Better showing than expected this week.  The team still doesn't have the motivation to win this year.  Carr cares more about not taking hits than making plays.  I can't really blame the guy either.

 
Now Jordy is retiring? Are we going to have any players left by Week 13 (let alone by end of season)?
 

I've heard about teams tanking, I've heard about players giving up on their season and their coach, but I don't think I've ever seen this degree of rats fleeing the ship (voluntarily or not) from an NFL team before.

Can anyone point to another situation where a team had such a complete dismantling coupled with numerous players retiring or requesting off the squad to the same degree? Usually it's a player or two. 

Further heart-stabbing developments in a gut-wrenching, disheartening season.

 
OAKLAND — Derek Carr sauntered to the podium postgame, visibly drained, sad, lethargic and everything he hasn’t been after losses this season.

Carr is normally upbeat, optimistic, engaging, but that wasn’t the case nearly as often after Sunday’s 20-6 loss to the Chargers that dropped the Raiders to 1-8 and alone with the NFL’s worst record for the time being. He told reporters something had happened that frustrated him, but he wouldn’t say what exactly.

“Deep down, I’m good. I promise. It just kind of bugged me,” he said. “Nothing to do with me and I’m not going to tell you.”

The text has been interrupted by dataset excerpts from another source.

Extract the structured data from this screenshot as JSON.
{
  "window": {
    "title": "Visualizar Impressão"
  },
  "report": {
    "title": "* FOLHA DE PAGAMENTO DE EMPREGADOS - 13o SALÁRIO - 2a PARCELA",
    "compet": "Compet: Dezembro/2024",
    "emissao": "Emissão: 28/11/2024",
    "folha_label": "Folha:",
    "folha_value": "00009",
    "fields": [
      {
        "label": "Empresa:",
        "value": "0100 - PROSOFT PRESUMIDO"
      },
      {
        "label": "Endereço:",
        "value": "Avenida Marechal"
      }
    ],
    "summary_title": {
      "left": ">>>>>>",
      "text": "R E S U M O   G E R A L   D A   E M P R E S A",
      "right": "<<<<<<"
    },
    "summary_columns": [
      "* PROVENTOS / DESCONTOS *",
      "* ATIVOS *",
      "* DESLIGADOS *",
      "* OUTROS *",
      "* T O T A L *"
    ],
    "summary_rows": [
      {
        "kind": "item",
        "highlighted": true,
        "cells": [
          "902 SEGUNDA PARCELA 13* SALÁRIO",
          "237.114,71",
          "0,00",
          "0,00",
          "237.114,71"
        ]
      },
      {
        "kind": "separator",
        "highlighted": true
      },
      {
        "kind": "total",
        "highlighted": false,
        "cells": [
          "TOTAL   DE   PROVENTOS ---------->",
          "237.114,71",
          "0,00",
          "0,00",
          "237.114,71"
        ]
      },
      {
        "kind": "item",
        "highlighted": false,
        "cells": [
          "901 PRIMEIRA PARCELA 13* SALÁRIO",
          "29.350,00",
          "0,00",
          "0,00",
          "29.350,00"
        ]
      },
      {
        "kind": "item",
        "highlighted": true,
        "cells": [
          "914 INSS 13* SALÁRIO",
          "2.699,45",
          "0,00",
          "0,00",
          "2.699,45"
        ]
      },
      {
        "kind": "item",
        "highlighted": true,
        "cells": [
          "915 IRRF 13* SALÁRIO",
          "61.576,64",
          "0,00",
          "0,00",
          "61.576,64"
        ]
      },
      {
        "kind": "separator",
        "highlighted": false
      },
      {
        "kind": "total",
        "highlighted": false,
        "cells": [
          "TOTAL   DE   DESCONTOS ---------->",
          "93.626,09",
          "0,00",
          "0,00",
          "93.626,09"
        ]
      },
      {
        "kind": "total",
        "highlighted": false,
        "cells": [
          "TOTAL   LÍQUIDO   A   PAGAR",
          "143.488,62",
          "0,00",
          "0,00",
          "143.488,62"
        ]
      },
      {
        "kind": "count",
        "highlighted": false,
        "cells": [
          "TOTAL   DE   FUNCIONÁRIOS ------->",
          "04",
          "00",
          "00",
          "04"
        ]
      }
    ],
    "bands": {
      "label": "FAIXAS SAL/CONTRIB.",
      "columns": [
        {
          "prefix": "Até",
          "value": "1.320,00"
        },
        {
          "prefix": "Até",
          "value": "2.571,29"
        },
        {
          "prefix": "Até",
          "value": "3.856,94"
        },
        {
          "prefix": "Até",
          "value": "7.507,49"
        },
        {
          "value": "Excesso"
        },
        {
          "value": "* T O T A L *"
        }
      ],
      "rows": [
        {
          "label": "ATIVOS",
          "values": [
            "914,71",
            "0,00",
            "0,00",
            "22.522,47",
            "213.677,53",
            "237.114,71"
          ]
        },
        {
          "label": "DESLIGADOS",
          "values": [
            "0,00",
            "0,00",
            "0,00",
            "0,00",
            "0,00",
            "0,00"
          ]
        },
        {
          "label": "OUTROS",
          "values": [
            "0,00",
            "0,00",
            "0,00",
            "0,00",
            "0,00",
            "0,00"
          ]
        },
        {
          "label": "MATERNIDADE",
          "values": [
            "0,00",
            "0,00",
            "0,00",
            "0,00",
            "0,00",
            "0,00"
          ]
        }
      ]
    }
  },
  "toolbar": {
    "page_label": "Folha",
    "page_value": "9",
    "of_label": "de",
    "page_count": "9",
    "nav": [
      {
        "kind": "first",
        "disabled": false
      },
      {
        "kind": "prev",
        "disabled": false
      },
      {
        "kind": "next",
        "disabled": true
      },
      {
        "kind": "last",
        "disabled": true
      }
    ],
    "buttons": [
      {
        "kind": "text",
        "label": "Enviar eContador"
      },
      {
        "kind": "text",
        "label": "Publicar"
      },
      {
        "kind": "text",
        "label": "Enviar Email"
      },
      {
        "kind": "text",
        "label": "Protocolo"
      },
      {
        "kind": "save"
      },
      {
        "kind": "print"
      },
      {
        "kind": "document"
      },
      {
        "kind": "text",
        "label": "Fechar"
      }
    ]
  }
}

It would be no use to speculate why specifically Carr was upset because we don’t know. It seemed to be something bigger than just losing another game. What we do know, however, is one Raiders veteran walked past three reporters as he left the locker room and said to another veteran, “I gotta get the (expletive) outta here,” before exiting the double doors to the bowels of the Coliseum.

 
Now Jordy is retiring? Are we going to have any players left by Week 13 (let alone by end of season)?
 

I've heard about teams tanking, I've heard about players giving up on their season and their coach, but I don't think I've ever seen this degree of rats fleeing the ship (voluntarily or not) from an NFL team before.

Can anyone point to another situation where a team had such a complete dismantling coupled with numerous players retiring or requesting off the squad to the same degree? Usually it's a player or two. 

Further heart-stabbing developments in a gut-wrenching, disheartening season.
I just commented on this in the Nelson thread but he deserved better than to finish his career in such a horrible environment.  At least he got paid nicely for his trouble.   

These are not rats fleeing a sinking ship.  These are men that have had enough of an incompetent boss and can move on.  The Raiders are a really terrible football team and will be worse next year.  Carr is gone at the end of the season so the QB carousel will begin and no FAs are coming to the Raiders unless they want to simply get a last big pay check.  The Raiders are going to have to over pay by a ton for FAs.  The roster will be filled with a bunch of never-wases that cannot catch on with the other 31 teams and has-beens that get to fleece Gruden and the Raiders. 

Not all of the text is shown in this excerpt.